Vu le code de justice administrative ;

Les parties ayant été régulièrement averties du jour de l'audience ;

Après avoir entendu au cours de l'audience publique du 27 juin 2006 :

- le rapport de Mme Appèche-Otani, premier conseiller,

- les observations de Me Bettinger pour M. X,

- et les conclusions de Mme Giraudon, commissaire du gouvernement ;

Sur la régularité de l'ordonnance attaquée :

Considérant en premier lieu, qu'en indiquant dans l'ordonnance attaquée que le refus opposé à la demande du 2 septembre 2003 de M X ne présentait pas le caractère d'une décision faisant grief, le vice-président de la 7ème section du Tribunal administratif de Paris a suffisamment motivé sa décision ;

Considérant en second lieu que le refus implicite de la directrice du centre des hautes études de Chaillot de confirmer que l'attestation délivrée à M X et certifiant qu'il avait suivi le cycle d'études dudit centre était conforme aux attestations établies au nom des autres architectes anciens élèves de cet établissement n'était par elle même pas de nature à faire grief au requérant et ne modifiait pas sa situation juridique ; que par suite, M. X ne justifiait manifestement pas d'un intérêt lui donnant qualité pour contester par la voie du recours pour excès de pouvoir ladite décision ; que sa requête étant manifestement entachée d'une irrecevabilité insusceptible d'être couverte, c'est à bon droit que le vice -président de la 7ème section du tribunal administratif de Paris a fait application des dispositions de l'article R.222-1 du code de justice administrative pour rejeter par ordonnance cette demande ;

Considérant qu'il résulte de ce qui précède que M. Jacques X n'est pas fondé à soutenir que c'est à tort que, par l'ordonnance attaquée, le vice-président de la 7ème section du Tribunal administratif de Paris a rejeté sa demande ;

Sur les conclusions à fin d'injonction :

Considérant que le présent arrêt, qui rejette les conclusions à fin d'annulation de M. X, n'implique aucune mesure d'exécution ; qu'il appartient à M. X, s'il s'y croit fondé, de demander à l'administration de lui transmettre copie de l' attestation délivrée à d'autres élèves et de saisir le cas échéant, la commission d'accès aux documents administratifs du refus opposé à sa demande ;

Sur les conclusions tendant à l'application de l'article L. 761-1 du code de justice administrative :

Considérant qu'aux termes de l'article L. 761-1 du code de justice administrative : « Dans toutes les instances, le juge condamne la partie tenue aux dépens ou, à défaut, la partie perdante, à payer à l'autre partie la somme qu'il détermine, au titre des frais exposés et non compris dans les dépens.

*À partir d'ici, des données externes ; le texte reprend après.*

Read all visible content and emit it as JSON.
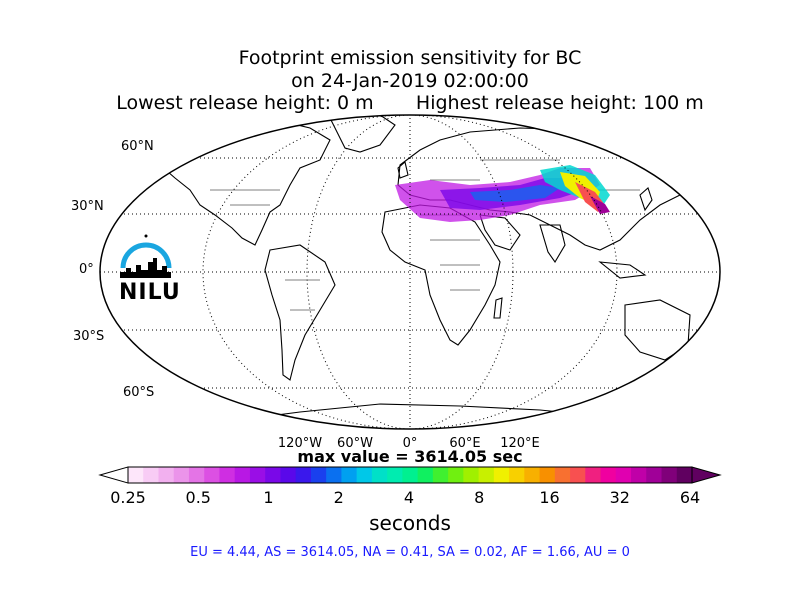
{
  "title": {
    "line1": "Footprint emission sensitivity for BC",
    "line2": "on 24-Jan-2019 02:00:00",
    "line3": "Lowest release height: 0 m       Highest release height: 100 m"
  },
  "map": {
    "lat_labels": [
      "60°N",
      "30°N",
      "0°",
      "30°S",
      "60°S"
    ],
    "lon_labels": [
      "120°W",
      "60°W",
      "0°",
      "60°E",
      "120°E"
    ],
    "logo_text": "NILU"
  },
  "max_value": "max value = 3614.05 sec",
  "colorbar": {
    "tick_labels": [
      "0.25",
      "0.5",
      "1",
      "2",
      "4",
      "8",
      "16",
      "32",
      "64"
    ],
    "unit_label": "seconds",
    "colors": [
      "#fde6fa",
      "#f8ccf5",
      "#f2b0ef",
      "#eb94ea",
      "#e474e6",
      "#dc50e3",
      "#cf2ee2",
      "#b818e4",
      "#9a0ee6",
      "#7a08e8",
      "#5a08ea",
      "#3a18ec",
      "#1a40ee",
      "#0a70f0",
      "#00a0f0",
      "#00c8e8",
      "#00e0c8",
      "#00ecb0",
      "#00f090",
      "#10f060",
      "#40f030",
      "#70f010",
      "#a0f000",
      "#c8f000",
      "#f0f000",
      "#f8d000",
      "#f8b000",
      "#f89000",
      "#f87030",
      "#f85050",
      "#f02080",
      "#f000a0",
      "#e000b0",
      "#c000a8",
      "#a00098",
      "#80007a",
      "#600060"
    ]
  },
  "stats": "EU = 4.44,  AS = 3614.05,  NA = 0.41,  SA = 0.02,  AF = 1.66,  AU = 0"
}
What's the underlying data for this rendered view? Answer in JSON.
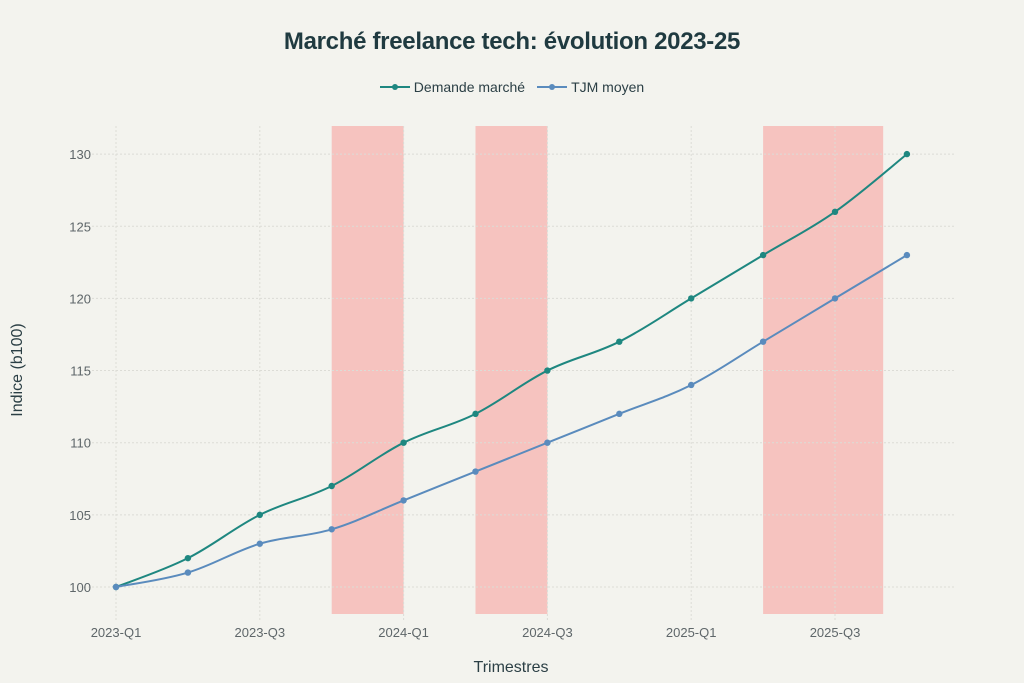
{
  "chart_data": {
    "type": "line",
    "title": "Marché freelance tech: évolution 2023-25",
    "xlabel": "Trimestres",
    "ylabel": "Indice (b100)",
    "x": [
      "2023-Q1",
      "2023-Q2",
      "2023-Q3",
      "2023-Q4",
      "2024-Q1",
      "2024-Q2",
      "2024-Q3",
      "2024-Q4",
      "2025-Q1",
      "2025-Q2",
      "2025-Q3",
      "2025-Q4"
    ],
    "x_tick_labels": [
      "2023-Q1",
      "2023-Q3",
      "2024-Q1",
      "2024-Q3",
      "2025-Q1",
      "2025-Q3"
    ],
    "y_ticks": [
      100,
      105,
      110,
      115,
      120,
      125,
      130
    ],
    "ylim": [
      98,
      132
    ],
    "grid": true,
    "legend_position": "top-center",
    "series": [
      {
        "name": "Demande marché",
        "color": "#1e8780",
        "values": [
          100,
          102,
          105,
          107,
          110,
          112,
          115,
          117,
          120,
          123,
          126,
          130
        ]
      },
      {
        "name": "TJM moyen",
        "color": "#5a8bbd",
        "values": [
          100,
          101,
          103,
          104,
          106,
          108,
          110,
          112,
          114,
          117,
          120,
          123
        ]
      }
    ],
    "shaded_regions": [
      {
        "x_start": "2023-Q4",
        "x_end": "2024-Q1",
        "color": "#f6c3bf"
      },
      {
        "x_start": "2024-Q2",
        "x_end": "2024-Q3",
        "color": "#f6c3bf"
      },
      {
        "x_start": "2025-Q2",
        "x_end": "2025-Q4",
        "end_offset_quarters": -0.33,
        "color": "#f6c3bf"
      }
    ]
  }
}
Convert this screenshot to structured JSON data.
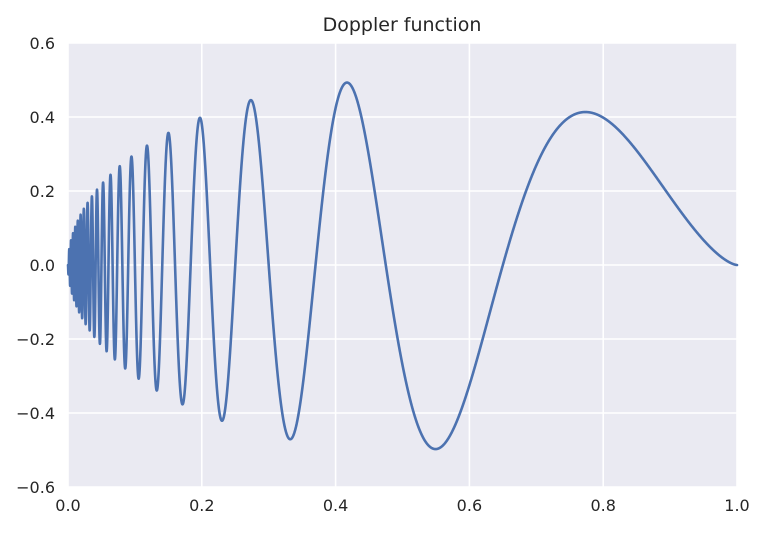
{
  "chart_data": {
    "type": "line",
    "title": "Doppler function",
    "xlabel": "",
    "ylabel": "",
    "xlim": [
      0.0,
      1.0
    ],
    "ylim": [
      -0.6,
      0.6
    ],
    "x_ticks": [
      0.0,
      0.2,
      0.4,
      0.6,
      0.8,
      1.0
    ],
    "x_tick_labels": [
      "0.0",
      "0.2",
      "0.4",
      "0.6",
      "0.8",
      "1.0"
    ],
    "y_ticks": [
      -0.6,
      -0.4,
      -0.2,
      0.0,
      0.2,
      0.4,
      0.6
    ],
    "y_tick_labels": [
      "−0.6",
      "−0.4",
      "−0.2",
      "0.0",
      "0.2",
      "0.4",
      "0.6"
    ],
    "grid": true,
    "legend": "none",
    "colors": {
      "background": "#eaeaf2",
      "grid": "#ffffff",
      "series": "#4c72b0",
      "text": "#262626"
    },
    "series": [
      {
        "function": "sqrt(x*(1-x))*sin(2.1*pi/(x+0.05))",
        "x": [
          0.0,
          0.05,
          0.1,
          0.15,
          0.172,
          0.2,
          0.23,
          0.275,
          0.33,
          0.4,
          0.42,
          0.5,
          0.55,
          0.6,
          0.7,
          0.775,
          0.8,
          0.9,
          1.0
        ],
        "y": [
          0.0,
          -0.22,
          0.0,
          0.356,
          -0.37,
          0.39,
          -0.42,
          0.445,
          -0.47,
          0.46,
          0.492,
          -0.4,
          -0.497,
          -0.36,
          0.26,
          0.414,
          0.4,
          0.2,
          0.0
        ]
      }
    ]
  }
}
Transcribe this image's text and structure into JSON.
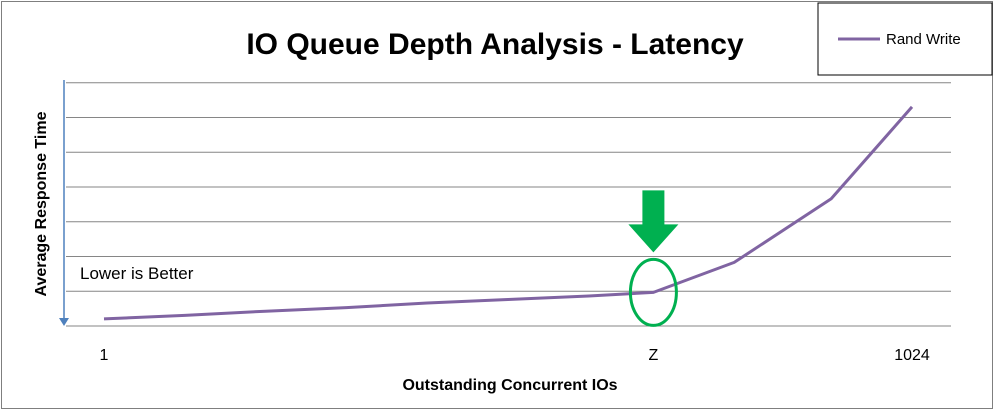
{
  "chart_data": {
    "type": "line",
    "title": "IO Queue Depth Analysis - Latency",
    "xlabel": "Outstanding Concurrent IOs",
    "ylabel": "Average Response Time",
    "x_tick_labels": [
      "1",
      "Z",
      "1024"
    ],
    "y_tick_labels": [],
    "ylim": [
      0,
      6
    ],
    "grid": true,
    "legend": {
      "placement": "top-right",
      "entries": [
        "Rand Write"
      ]
    },
    "annotation": "Lower is Better",
    "series": [
      {
        "name": "Rand Write",
        "color": "#8064a2",
        "x": [
          0,
          0.1,
          0.2,
          0.3,
          0.4,
          0.5,
          0.6,
          0.68,
          0.78,
          0.9,
          1.0
        ],
        "y": [
          0.2,
          0.3,
          0.42,
          0.52,
          0.65,
          0.75,
          0.85,
          0.95,
          1.8,
          3.6,
          6.2
        ]
      }
    ],
    "highlight": {
      "x": 0.68,
      "label": "Z",
      "marker": "green-circle-with-down-arrow",
      "color": "#00b050"
    }
  }
}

Le juge tient compte de l'équité ou de la situation économique de la partie condamnée. Il peut, même d'office, pour des raisons tirées des mêmes considérations, dire qu'il n'y a pas lieu à cette condamnation. » ;

Considérant que les dispositions de l'article L. 761-1 du code de justice administrative font obstacle à ce qu'il soit fait droit aux conclusions présentées à ce titre par M. X qui est, dans la présente instance, la partie perdante ;

DÉCIDE :

Article 1er : La requête de M. X est rejetée.


Synthèse
Tribunal : Cour administrative d'appel de Paris
Formation : 1ere chambre - formation b
Numéro d'arrêt : 04PA01285
Date de la décision : 11/07/2006
Sens de l'arrêt : Rejet
Type d'affaire : Administrative
Type de recours : Excès de pouvoir

Composition du Tribunal
Président : Mme VETTRAINO
Rapporteur ?: Mme Sylvie APPECHE-OTANI
Rapporteur public ?: Mme GIRAUDON
Avocat(s) : SCP BETTINGER et ASSOCIÉS

Origine de la décision
Date de l'import : 04/07/2015
Fonds documentaire ?: Legifrance
Identifiant URN:LEX : urn:lex;fr;cour.administrative.appel.paris;arret;2006-07-11;04pa01285 ?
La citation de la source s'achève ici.